Todo, según ellos, era basura, cuando, en realidad, se “fabricaban”, aunque fuesen pocas, obras irreverentes, finas, cultas, irónicas y talentosas. Apareció, por arte de birbiloque, Sergio Leone y todo cambió. Pero, a decir verdad, antes de la irrupción de la llamada “trilogía del dólar” (nada excepcional, por otra parte), ya existía el (sub)género y no solamente en Italia. En España (la “paella-western”) y en Alemania (la “salchicha frankfurt-western”), por poner dos ejemplos notorios, se hicieron como chorizos (de poca monta, que no de Cantimpalos), porque la gente pedía a gritos este entretenimiento, a la manera de aquellas novelitas de Manuel Lafuente Estefanía, Joss Tanner, Silver Kane, Clark Carrados, Ray Lester, Curtis Garland, Keith Luger, Frank Caudett, Lou Carrigan o Ralph Barby, entre otros muchos pseudónimos más, que nuestros abuelitos (y alguna abuelita) devoraban con fruición.
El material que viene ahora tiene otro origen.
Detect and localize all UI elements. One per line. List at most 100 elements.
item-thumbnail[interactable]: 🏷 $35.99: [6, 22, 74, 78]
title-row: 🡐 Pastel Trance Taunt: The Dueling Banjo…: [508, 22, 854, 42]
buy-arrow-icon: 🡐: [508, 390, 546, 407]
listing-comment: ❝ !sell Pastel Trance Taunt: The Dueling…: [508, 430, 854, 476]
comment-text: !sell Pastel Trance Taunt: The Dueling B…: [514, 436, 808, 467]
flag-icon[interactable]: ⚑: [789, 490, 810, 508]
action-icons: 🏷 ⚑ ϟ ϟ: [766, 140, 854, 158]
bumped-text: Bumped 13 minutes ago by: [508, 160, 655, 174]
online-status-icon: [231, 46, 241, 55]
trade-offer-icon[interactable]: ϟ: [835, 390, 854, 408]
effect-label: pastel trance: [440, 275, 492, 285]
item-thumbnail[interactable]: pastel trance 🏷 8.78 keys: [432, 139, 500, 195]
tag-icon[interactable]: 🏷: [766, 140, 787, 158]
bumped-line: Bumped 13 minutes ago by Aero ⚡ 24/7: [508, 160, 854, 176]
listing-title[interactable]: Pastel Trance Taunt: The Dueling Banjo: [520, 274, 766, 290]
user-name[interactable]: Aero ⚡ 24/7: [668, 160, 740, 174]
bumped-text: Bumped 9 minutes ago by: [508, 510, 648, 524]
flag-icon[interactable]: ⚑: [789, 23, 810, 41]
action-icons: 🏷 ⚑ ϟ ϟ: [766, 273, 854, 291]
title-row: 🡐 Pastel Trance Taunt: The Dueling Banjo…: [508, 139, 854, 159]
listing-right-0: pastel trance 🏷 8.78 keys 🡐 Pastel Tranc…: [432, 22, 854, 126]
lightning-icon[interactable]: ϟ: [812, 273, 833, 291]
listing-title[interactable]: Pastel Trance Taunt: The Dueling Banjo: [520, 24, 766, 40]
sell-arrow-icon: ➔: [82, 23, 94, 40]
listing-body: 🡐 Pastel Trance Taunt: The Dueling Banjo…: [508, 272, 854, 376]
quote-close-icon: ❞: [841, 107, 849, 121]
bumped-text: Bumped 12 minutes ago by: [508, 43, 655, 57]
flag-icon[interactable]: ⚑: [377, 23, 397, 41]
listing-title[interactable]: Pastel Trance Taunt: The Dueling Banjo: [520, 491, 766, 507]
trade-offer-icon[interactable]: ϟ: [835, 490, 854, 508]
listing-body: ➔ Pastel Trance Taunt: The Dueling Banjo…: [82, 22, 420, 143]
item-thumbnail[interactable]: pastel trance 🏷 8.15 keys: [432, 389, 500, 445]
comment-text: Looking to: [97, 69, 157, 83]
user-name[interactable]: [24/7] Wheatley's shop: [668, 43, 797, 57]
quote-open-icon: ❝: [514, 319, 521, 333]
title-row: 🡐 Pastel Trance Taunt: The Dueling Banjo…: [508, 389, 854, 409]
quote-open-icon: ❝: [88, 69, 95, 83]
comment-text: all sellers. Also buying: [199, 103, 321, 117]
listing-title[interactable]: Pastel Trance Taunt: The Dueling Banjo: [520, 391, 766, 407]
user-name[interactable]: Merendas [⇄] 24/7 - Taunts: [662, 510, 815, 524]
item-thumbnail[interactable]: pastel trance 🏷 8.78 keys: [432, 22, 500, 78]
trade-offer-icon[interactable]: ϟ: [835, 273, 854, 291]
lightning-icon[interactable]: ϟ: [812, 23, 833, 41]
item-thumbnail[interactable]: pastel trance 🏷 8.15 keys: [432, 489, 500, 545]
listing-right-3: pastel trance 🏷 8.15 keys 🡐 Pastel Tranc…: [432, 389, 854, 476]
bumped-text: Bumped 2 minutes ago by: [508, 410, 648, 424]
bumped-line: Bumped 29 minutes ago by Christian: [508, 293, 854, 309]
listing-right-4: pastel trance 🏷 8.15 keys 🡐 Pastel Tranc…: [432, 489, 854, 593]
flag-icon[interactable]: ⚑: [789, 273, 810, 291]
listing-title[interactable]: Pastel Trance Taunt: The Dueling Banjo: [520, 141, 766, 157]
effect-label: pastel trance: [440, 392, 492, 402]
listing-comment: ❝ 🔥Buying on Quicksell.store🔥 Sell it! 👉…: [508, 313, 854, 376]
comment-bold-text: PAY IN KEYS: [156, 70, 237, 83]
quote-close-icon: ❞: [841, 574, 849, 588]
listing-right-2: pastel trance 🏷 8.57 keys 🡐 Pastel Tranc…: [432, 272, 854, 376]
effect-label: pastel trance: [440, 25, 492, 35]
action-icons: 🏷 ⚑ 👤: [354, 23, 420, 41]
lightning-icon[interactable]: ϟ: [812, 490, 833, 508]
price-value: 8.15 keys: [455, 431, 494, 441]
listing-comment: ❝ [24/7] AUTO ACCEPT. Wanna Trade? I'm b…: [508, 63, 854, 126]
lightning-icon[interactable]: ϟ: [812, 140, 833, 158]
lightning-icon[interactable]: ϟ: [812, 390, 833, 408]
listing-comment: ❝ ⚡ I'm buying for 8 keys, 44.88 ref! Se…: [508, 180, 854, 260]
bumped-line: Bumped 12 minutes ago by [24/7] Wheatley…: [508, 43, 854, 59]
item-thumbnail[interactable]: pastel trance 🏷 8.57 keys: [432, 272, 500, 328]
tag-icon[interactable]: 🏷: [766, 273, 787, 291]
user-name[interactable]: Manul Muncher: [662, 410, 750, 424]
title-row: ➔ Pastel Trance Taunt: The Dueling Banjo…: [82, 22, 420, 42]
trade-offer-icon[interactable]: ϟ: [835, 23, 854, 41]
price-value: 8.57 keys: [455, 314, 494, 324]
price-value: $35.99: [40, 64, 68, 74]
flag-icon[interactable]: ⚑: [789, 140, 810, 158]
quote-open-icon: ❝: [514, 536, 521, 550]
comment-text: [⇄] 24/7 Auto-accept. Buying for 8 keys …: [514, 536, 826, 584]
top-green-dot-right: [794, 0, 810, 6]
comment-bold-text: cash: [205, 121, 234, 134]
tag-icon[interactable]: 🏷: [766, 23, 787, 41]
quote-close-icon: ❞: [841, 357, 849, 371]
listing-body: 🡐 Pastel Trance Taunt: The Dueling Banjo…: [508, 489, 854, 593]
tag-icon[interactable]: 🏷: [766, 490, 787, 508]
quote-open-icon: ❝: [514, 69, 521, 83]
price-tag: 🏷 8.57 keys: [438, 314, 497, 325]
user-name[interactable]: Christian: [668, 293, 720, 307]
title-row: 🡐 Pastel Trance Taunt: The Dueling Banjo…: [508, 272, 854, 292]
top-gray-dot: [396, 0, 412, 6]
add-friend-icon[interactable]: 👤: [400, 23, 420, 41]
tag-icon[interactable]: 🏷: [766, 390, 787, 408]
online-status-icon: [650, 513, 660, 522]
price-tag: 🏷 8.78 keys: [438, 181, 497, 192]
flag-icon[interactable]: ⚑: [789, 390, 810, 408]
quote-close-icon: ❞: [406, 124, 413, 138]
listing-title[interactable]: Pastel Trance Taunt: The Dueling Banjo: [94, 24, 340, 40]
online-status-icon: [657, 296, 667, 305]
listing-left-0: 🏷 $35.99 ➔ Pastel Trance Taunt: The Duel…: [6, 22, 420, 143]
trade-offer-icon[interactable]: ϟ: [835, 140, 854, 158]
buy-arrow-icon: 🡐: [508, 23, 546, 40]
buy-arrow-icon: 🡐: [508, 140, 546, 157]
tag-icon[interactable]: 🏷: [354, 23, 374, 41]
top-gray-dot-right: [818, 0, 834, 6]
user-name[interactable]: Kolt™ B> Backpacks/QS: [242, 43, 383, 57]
Una literatura, por cierto, excluida de las librerías, pero que fue la reina de los quioscos, a la que ninguna historia de las letras española le ha querido conceder una sola página, un solo párrafo, y en estas obras se pueden encontrar verdaderas joyas, aquellos bolsilibros de Bruguera, esas aventuras del oeste de unos escritores prolíficos y los miles de personas que los leían, y que han sido ignorados, ninguneados, despreciados. Jamás un manual se ha detenido a explicar que entre las décadas de 1950 y 1980 existió toda una generación de escritores dedicados en cuerpo y alma (es un decir, las dos cosas se las robaron en las editoriales) a nutrir la literatura de masas española. Ninguna mención, ninguna migaja después de los cenorrios de los premios.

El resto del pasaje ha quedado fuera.